0

During the training process of metric learning, if the cost function is convex, then I can use the gradient descent method, and get the optimal solution.

Now, I want to train N(N may be very big, such as 100) metrics from a training set, and one method is adjust the cost function to enable these N metric to combine as a big metric matrix and use the gradient descent method, However, if the N is very big, this method is not very good, in this condition, is there some "alternative optimization" method I can use?, Is it ok that I fix 2th~Nth metrics and make gradient descent for only 1th metric and then fix 1th, 3th~Nth metrics and make gradient descent for only the 2th metric. Is there some essential condition for such "alternative optimization" method

Ali
  • 56,466
  • 29
  • 168
  • 265
  • What gradient descent method are you using? – Benjamin Gruenbaum May 18 '14 at 09:24
  • This depends heavily on the function you are optimising (how separable are the dimensions).

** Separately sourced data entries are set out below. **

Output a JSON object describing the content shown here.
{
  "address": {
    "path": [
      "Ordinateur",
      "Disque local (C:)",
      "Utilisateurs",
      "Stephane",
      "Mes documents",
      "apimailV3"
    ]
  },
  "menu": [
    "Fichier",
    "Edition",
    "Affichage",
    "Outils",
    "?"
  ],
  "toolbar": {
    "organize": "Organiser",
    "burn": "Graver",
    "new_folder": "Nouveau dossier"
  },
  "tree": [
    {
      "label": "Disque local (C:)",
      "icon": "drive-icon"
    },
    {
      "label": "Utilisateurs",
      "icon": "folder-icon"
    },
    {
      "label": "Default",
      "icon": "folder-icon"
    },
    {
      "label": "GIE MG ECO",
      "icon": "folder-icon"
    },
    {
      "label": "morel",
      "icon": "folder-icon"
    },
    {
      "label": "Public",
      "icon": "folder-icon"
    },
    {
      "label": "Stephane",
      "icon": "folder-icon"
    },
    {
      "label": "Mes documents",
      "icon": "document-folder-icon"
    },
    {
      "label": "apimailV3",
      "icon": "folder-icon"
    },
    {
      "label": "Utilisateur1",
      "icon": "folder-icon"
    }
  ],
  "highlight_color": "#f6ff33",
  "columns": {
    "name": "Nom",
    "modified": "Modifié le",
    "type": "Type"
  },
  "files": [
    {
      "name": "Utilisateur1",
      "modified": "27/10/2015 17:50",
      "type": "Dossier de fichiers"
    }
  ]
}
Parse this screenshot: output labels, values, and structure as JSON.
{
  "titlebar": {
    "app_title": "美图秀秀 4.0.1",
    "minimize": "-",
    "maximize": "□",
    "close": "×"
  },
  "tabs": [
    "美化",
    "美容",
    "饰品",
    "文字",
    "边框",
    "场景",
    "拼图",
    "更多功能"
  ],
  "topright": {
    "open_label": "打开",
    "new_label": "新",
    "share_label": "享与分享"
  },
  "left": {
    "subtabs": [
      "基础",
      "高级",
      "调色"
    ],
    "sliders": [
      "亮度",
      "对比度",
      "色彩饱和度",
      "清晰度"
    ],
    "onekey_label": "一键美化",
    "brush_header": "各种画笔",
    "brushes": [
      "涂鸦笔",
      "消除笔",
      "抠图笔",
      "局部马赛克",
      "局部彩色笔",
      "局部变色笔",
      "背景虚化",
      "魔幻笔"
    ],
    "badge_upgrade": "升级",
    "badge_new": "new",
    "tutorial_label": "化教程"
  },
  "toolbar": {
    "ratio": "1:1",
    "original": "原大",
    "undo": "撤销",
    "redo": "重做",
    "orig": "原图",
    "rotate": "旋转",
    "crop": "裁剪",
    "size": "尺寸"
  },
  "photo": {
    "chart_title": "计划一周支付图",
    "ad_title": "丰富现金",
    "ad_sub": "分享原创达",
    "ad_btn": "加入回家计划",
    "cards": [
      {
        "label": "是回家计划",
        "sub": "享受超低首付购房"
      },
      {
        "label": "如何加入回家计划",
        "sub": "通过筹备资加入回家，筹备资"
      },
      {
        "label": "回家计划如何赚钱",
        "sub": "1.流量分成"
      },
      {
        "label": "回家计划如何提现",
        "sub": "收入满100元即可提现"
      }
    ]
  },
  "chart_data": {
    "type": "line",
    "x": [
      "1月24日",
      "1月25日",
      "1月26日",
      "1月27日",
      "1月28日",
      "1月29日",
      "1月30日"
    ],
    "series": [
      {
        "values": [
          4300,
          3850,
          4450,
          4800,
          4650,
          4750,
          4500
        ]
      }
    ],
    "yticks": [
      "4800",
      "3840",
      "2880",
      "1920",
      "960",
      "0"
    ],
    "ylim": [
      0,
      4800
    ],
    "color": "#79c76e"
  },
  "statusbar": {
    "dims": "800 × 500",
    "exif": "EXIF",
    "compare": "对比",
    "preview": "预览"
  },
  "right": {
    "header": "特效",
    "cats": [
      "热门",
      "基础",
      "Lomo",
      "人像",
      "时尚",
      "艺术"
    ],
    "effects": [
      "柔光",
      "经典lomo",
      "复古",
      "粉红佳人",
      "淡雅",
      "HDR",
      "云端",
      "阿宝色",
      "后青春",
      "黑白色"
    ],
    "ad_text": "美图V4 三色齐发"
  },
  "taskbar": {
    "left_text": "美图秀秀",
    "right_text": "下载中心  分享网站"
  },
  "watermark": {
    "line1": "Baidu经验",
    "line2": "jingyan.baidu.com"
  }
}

Sometimes you have to do it all at once, sometimes one at a time is fine, sometimes one at a time or batches, with multiple passes (batches with multiple passes is the compromise I often favour) – Dave May 18 '14 at 12:49

1 Answers1

0

the AO method can't get the optimal solution , even the local optimal solution can't be. because the N convex problems can't reach the KKT conditions at the same time.